A therapy kangaroo is bringing hope to retired servicemen while hopping around a home for veterans in Salt Lake City, Utah.
Charlie the kangaroo has been working at the William E. Christoffersen Salt Lake Veterans Home since March 2015, Noralyn Kahn, an administrator at the home, told ABC News.
"His job is just to love them," Kahn, who also owns Charlie, said. "They can hold him and give him a bottle, or he will go and jump around and make everybody smile."
"It's been proven that therapy animals lower blood pressure, and they lessen the need for a lot of anti-depressants because they just uplift everybody. For those residents who sometimes seem like they are not there with us, we can put an animal in their arms and it is just the most amazing thing," Kahn said, "They just love Charlie."
Charlie will be recognized for his achievements next month when he is honored as the American Red Cross' "Animal Hero of the Year," Rich Woodruff, communications director for the Utah region of the American Red Cross, told ABC News.
"The Red Cross has an annual event called Everyday Heroes, and we have all kinds of categories that people are nominated for, and a few years ago we started a category called Animal Heroes," Woodruff said.
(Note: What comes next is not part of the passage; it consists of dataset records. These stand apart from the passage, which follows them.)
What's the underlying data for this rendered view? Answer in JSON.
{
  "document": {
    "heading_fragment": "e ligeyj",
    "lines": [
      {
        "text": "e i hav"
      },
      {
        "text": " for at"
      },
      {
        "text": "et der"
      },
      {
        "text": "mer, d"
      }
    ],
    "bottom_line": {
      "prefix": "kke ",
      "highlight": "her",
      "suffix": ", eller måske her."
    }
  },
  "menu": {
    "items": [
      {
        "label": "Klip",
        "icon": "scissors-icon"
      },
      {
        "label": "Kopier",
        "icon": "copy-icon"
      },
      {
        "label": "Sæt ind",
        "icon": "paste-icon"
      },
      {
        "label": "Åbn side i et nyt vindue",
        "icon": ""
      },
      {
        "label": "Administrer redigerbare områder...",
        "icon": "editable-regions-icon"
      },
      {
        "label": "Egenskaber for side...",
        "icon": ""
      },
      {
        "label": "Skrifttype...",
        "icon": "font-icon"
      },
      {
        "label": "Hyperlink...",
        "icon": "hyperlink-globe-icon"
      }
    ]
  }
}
In the past they have honored canines, but this year Charlie the kangaroo was nominated.
Kahn explained that one of Charlie's greatest contributions to the home is bringing families together. The presence of a kangaroo attracts previously wary or timid visitors.
"Oftentimes the grandkids won't come in this building because of the way Grandpa acts, or because he has an oxygen machine or there are people they don't know," Kahn said, "but they come and see Charlie and they are always so happy."